И Шура Франк говорит: «Ну раз нет Игумнова, давайте ее покажем Берлину!» Он сам тогда занимался у Бориса Моисеевича Берлина. Борис Моисеевич сказал, что он меня возьмет. Но когда я приехала летом на поступление, оказалось, что он не может меня взять, потому что у него нет места. Кто-то там вернулся, место оказалось занято, и он стал меня агитировать: «Ну... ты такая молодая, зачем тебе сейчас в консерваторию? Идем на четвертый курс училища!» Я сказала: «Нет. Спасибо». Я сама себе удивилась. Сказала: «Спасибо. Но я буду поступать в консерваторию. Вот если я не поступлю, тогда я пойду в училище». Но я поступила.

— И попали к Заку?

— Не совсем так. Меня направили к Белову Вадиму Сергееевичу, Стасик Нейгауз у него учился. Но я у него не успела позаниматься: он попал в больницу. И тогда меня перераспределили к Заку.

— Он же тогда совсем молодой человек был, лет 30 ему было?

— Я думаю, меньше: он 1913 года рождения. А я поступала, когда началась война.

— Как это было?

Я жила и училась в Воронеже в обыкновенной музыкальной школе и в воронежском музыкальном училище. Педагогом моим был некий Бодровский. Вам это имя ничего не говорит? Он когда-то учился в Московской консерватории. Он был очень близок с теоретиками, он там окончил второй факультет. А потом он приехал в Воронеж. По окончании училища я поступила в Московскую консерваторию. И началась война, а в июне у нас были еще экзамены. Как сейчас помню, я сидела в библиотеке и что-то мы учили там к последнему экзамену. Вдруг... война. После экзаменов я уехала в Воронеж к родителям. А тем временем уже эвакуация Московской консерватории началась.
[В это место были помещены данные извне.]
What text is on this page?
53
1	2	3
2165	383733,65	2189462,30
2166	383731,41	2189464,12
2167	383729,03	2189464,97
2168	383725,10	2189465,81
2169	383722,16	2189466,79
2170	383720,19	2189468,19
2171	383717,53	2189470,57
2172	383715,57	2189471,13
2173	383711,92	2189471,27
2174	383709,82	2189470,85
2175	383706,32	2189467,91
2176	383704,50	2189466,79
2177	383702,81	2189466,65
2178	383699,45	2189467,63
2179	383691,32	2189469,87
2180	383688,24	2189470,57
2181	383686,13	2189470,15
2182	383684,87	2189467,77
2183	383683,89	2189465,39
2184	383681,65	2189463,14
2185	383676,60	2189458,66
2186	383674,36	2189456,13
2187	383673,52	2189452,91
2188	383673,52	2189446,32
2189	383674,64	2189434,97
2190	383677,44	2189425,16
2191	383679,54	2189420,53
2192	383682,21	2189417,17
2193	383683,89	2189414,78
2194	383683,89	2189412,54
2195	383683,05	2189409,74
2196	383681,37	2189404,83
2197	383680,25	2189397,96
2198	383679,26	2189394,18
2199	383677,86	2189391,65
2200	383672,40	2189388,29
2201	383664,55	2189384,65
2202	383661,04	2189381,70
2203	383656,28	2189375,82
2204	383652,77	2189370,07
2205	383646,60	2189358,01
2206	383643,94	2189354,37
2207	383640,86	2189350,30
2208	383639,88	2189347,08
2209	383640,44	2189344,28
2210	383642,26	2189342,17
Кафедра специального фортепиано. 30-летие Казанской консерватории. Декабрь, 1975 г. Ирина Дубинина третья слева в первом ряду Кафедра специального фортепиано. 30-летие Казанской консерватории. Декабрь, 1975 год. Ирина Дубинина третья слева в первом ряду Фото предоставлено Казанской государственной консерваторией

«200 КИЛОМЕТРОВ МЫ ШЛИ ПЕШКОМ ПОД БОМБЕЖКАМИ»

— Московскую консерваторию в Саратов эвакуировали. Стало быть, вы какое-то время в Саратове учились?

Я прожила зиму в Воронеже. Там уже сильно стали бомбить. Мы бежали из Воронежа буквально в чем были. 200 километров мы шли пешком под бомбежками. Отец был на фронте. Так что из Воронежа мы уходили с мамой и младшим братом. Шли мы между бомбежками, ночевали иногда под стогом сена, иногда в какой-нибудь деревне. Но это была единственная возможность уйти. Оказывается, с другой стороны города — с западной — уже входили немецкие войска. Воронеж делится рекой пополам: одной стороны старый город, еще петровских времен, а на левом берегу были очень важные заводы. Два авиационных, один назывался «Восемнадцатый», а был еще завод синтетического каучука. Немцы сначала бомбили левый берег, а потом и правый, вот мы и спасались, в чем были.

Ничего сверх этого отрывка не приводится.